We recently had our post-season postmortem, and it was a trash fire. It opened with alumni and adults who barely showed up to help disparaging the leaders running it for not having a complete enough schedule (they had a more general one). Then the "mentors" just disrespected the schedule we had- they spent an hour talking about team communication and how it was the students' faults we screwed up (despite mentor involvement destroying the schedule we had). We were supposed to start with the regional we last went to, then talk about the season chronologically, but the first thing the adults made sure we did was change the schedule. The leaders had no recourse to deny them because to do so would be seen as disrespectful and lead to being chewed out later. They interrupted students when they tried to get a word in edgewise, did not raise hands or ask permission before speaking (as the students did) and would talk amongst themselves and snicker while students spoke. And then they brought up how they don't want to be a mentor-run team and made "mentors build the robot" comments, which was really ironic given the way they treated the students. We came out of the postmortem feeling like nothing was accomplished.
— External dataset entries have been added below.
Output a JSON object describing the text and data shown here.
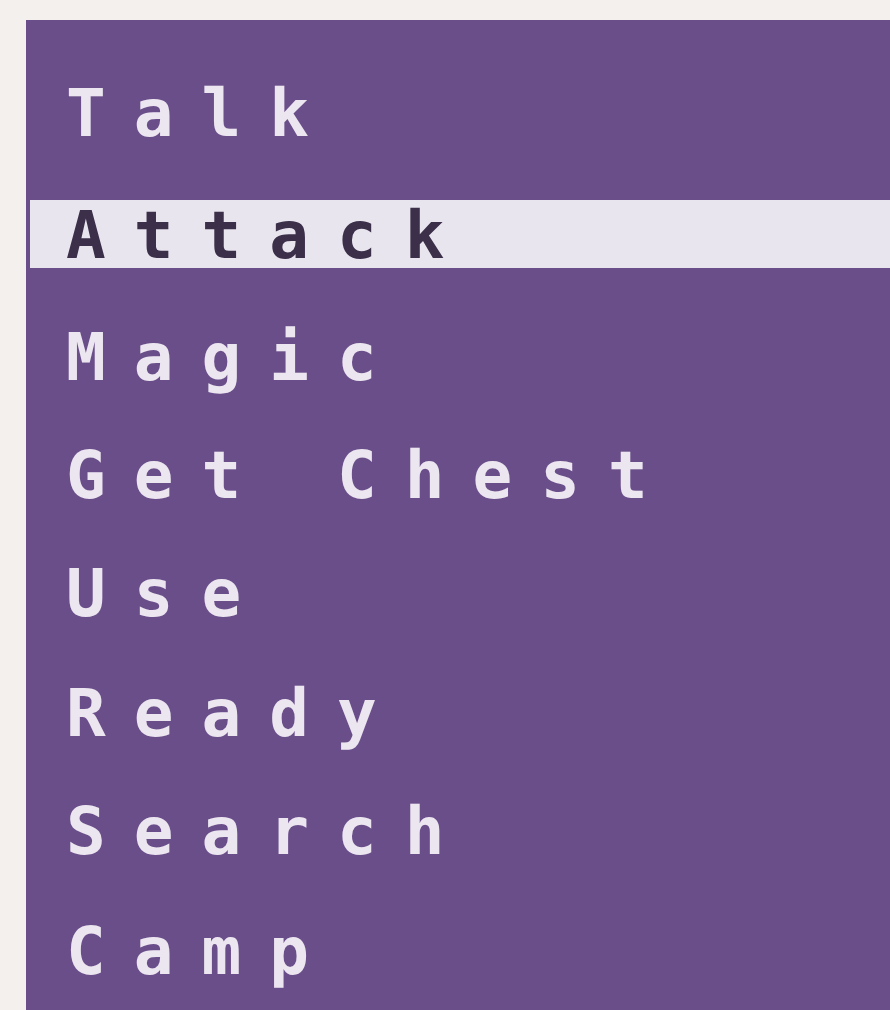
{
  "menu": {
    "items": [
      {
        "label": "Talk",
        "selected": false
      },
      {
        "label": "Attack",
        "selected": true
      },
      {
        "label": "Magic",
        "selected": false
      },
      {
        "label": "Get Chest",
        "selected": false
      },
      {
        "label": "Use",
        "selected": false
      },
      {
        "label": "Ready",
        "selected": false
      },
      {
        "label": "Search",
        "selected": false
      },
      {
        "label": "Camp",
        "selected": false
      }
    ]
  }
}
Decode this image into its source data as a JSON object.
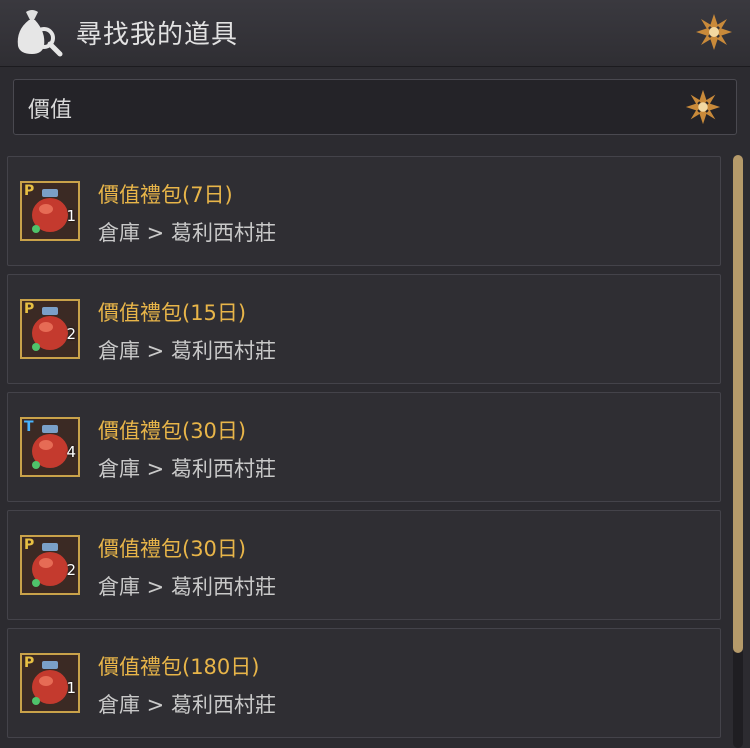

And to cap it all off, there is no way to convey any concerns to the mentors or alumni. There's a huge gap between the status of students and mentors. Any adult can get a vote in the officer selection committee, while only the HS seniors who are officers get a vote (this has led to poor officer selections in the past). Students are not allowed to name the robot. They cannot organize the tools how they want to. If any adult asks a student (officer or not) to do something, it has to be done. Students are fearful to even raise concerns because they don't feel safe talking to any of the adults. I've tried to get the students to talk to them before but it's never worked. I even went to the administration once but could not accomplish anything because the other students would not jeopardize their future officerships.

Some students want to start a new team just to get away from the toxic atmosphere and get new mentors- we are actually blacklisted by some of the local FIRSTers as possible mentoring material because the existing mentors have a reputation for chasing out new ones (and old ones, for that matter).

So, my question is: what can we do? Should we try going to the administration again? Stop doing FRC for a bit? Form a group and talk to the mentors (I dislike this one particularly because it has had negative effects in the past and would make the kids who participate sacrifice their political futures on the team)? Some of the mentors who have left have told me that dissolving the team for a couple years and restarting with new mentors would be the best bet, but I don't want them to lose the sponsors and resources they have now. I want to move to a mentor-run or at least an openly student-mentor partnership rather than the paper-tiger student run we have now.
Thank you for any suggestions you have.